Ahora que entendimos qué significa, analicemos la importancia de tener una autoestima equilibrada en nuestra vida

Una autoestima ajustada y fortalecida es fundamental para mantener nuestro equilibrio psico-emocional, nuestra forma de vincularnos con el entorno, así como para alcanzar nuestras metas y objetivos en todas las áreas de nuestra vida. Todas nuestras acciones, reacciones y patrones de conducta se encuentran teñidos en algún sentido por la autoestima.


¿Cuál es el impacto de una autoestima desajustada (baja)?


Una persona con baja autoestima se muestra:
  • Insegura

  • Poco confiada

  • Incapaz de emprender nuevos desafíos y hasta de afrontar dificultades propias de la vida cotidiana.

  • Dependiente emocionalmente de su entorno

  • Con dificultades en la toma de decisiones y elecciones

La persona con baja autoestima no se siente merecedora de respeto, amor y consideraciones. Rechaza o no sabe aceptar halagos y palabras que refuercen sus cualidades, sintiendo en ocasiones desagrado por aquellas personas que le brindan cariño. Incluso, por más meritorio que sea su labor o trabajo, le restan toda importancia, minimizandolo.

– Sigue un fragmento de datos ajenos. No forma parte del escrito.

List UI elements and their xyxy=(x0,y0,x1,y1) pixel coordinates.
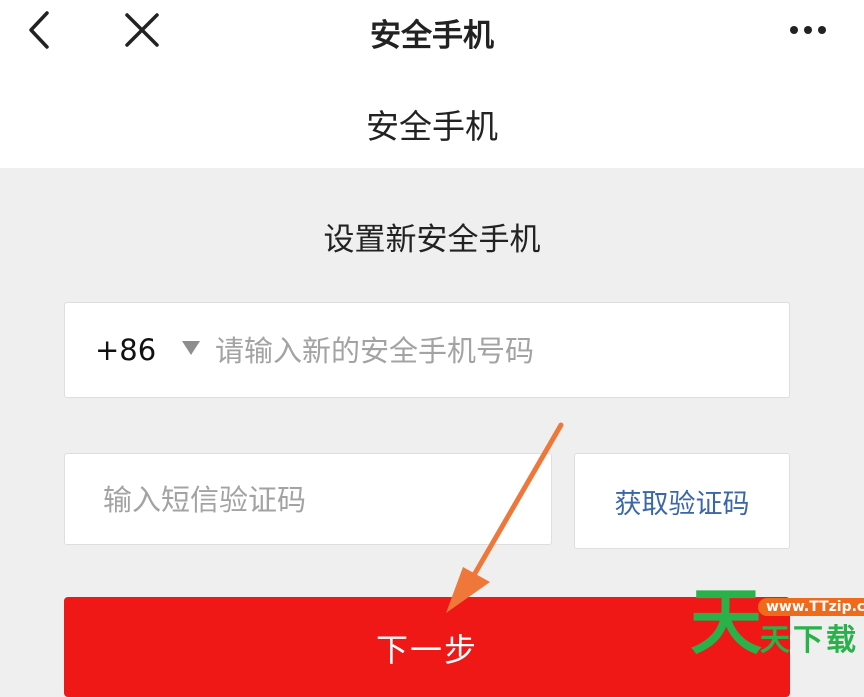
watermark-url: www.TTzip.com xyxy=(758,598,864,616)
annotation-arrow-icon xyxy=(446,422,564,613)
watermark-text: 天下载 xyxy=(760,623,859,658)
site-watermark: 天 www.TTzip.com 天下载 xyxy=(688,586,864,668)
watermark-logo-char: 天 xyxy=(690,580,763,664)
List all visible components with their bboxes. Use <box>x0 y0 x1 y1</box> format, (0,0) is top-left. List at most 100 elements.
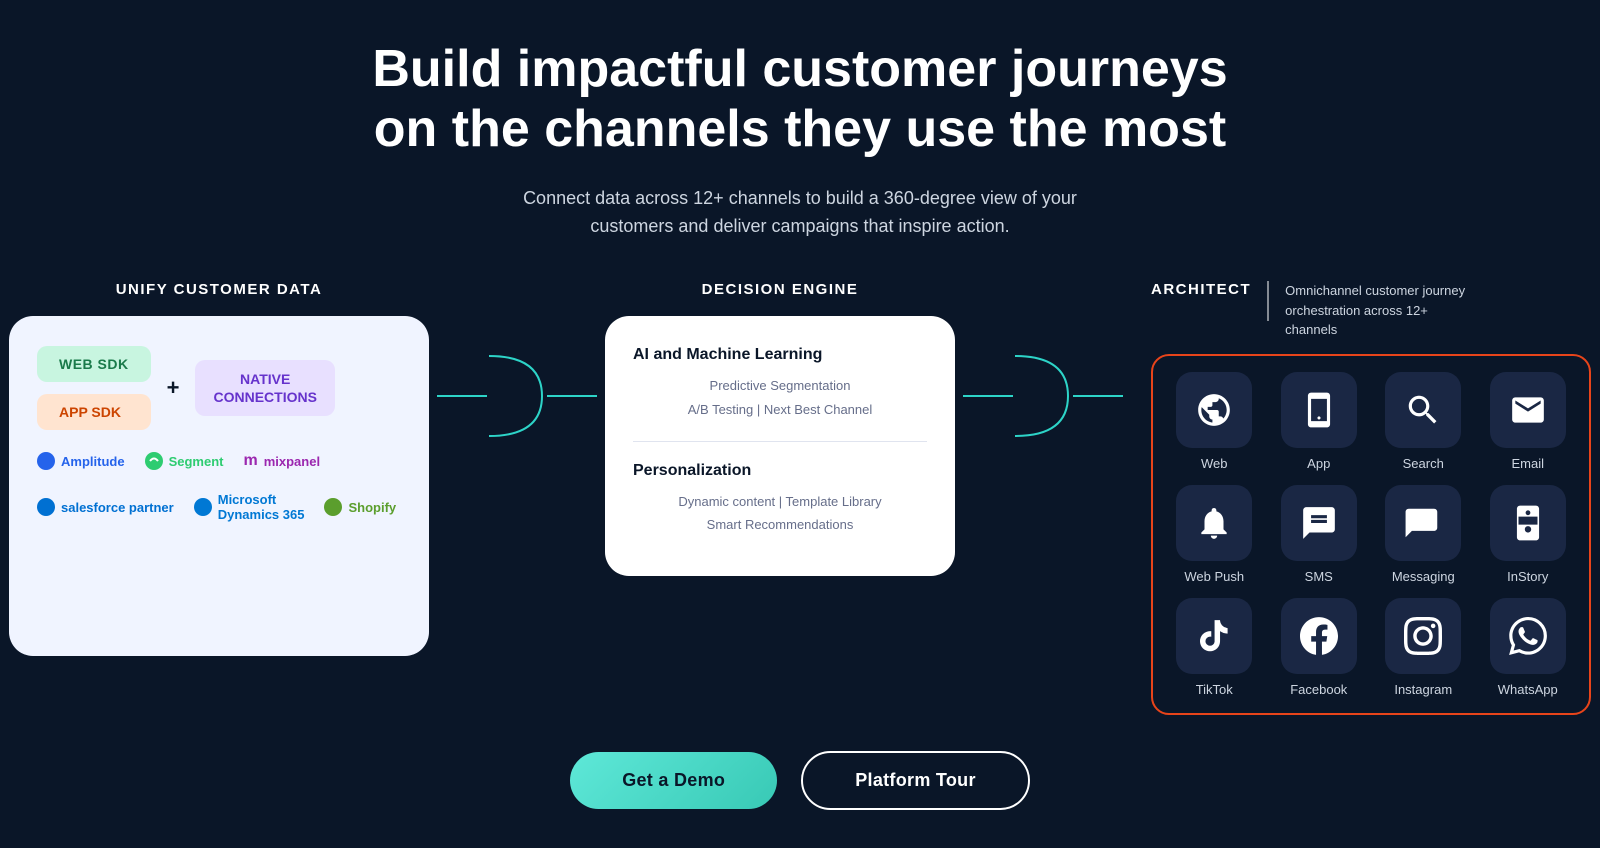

Todo esto, genera grandes dificultades comunicacionales, en los vínculos de pareja y a nivel de interacción social en general, lo que conlleva una autopercepción negativa relacionada al fracaso y la frustración constante. En este sentido, podemos notar sensación de infelicidad, así como síntomas de ansiedad, angustia y hasta depresión clínica.


Tomate un tiempo y reflexiona, ¿cuan equilibrada está tu autoestima hoy?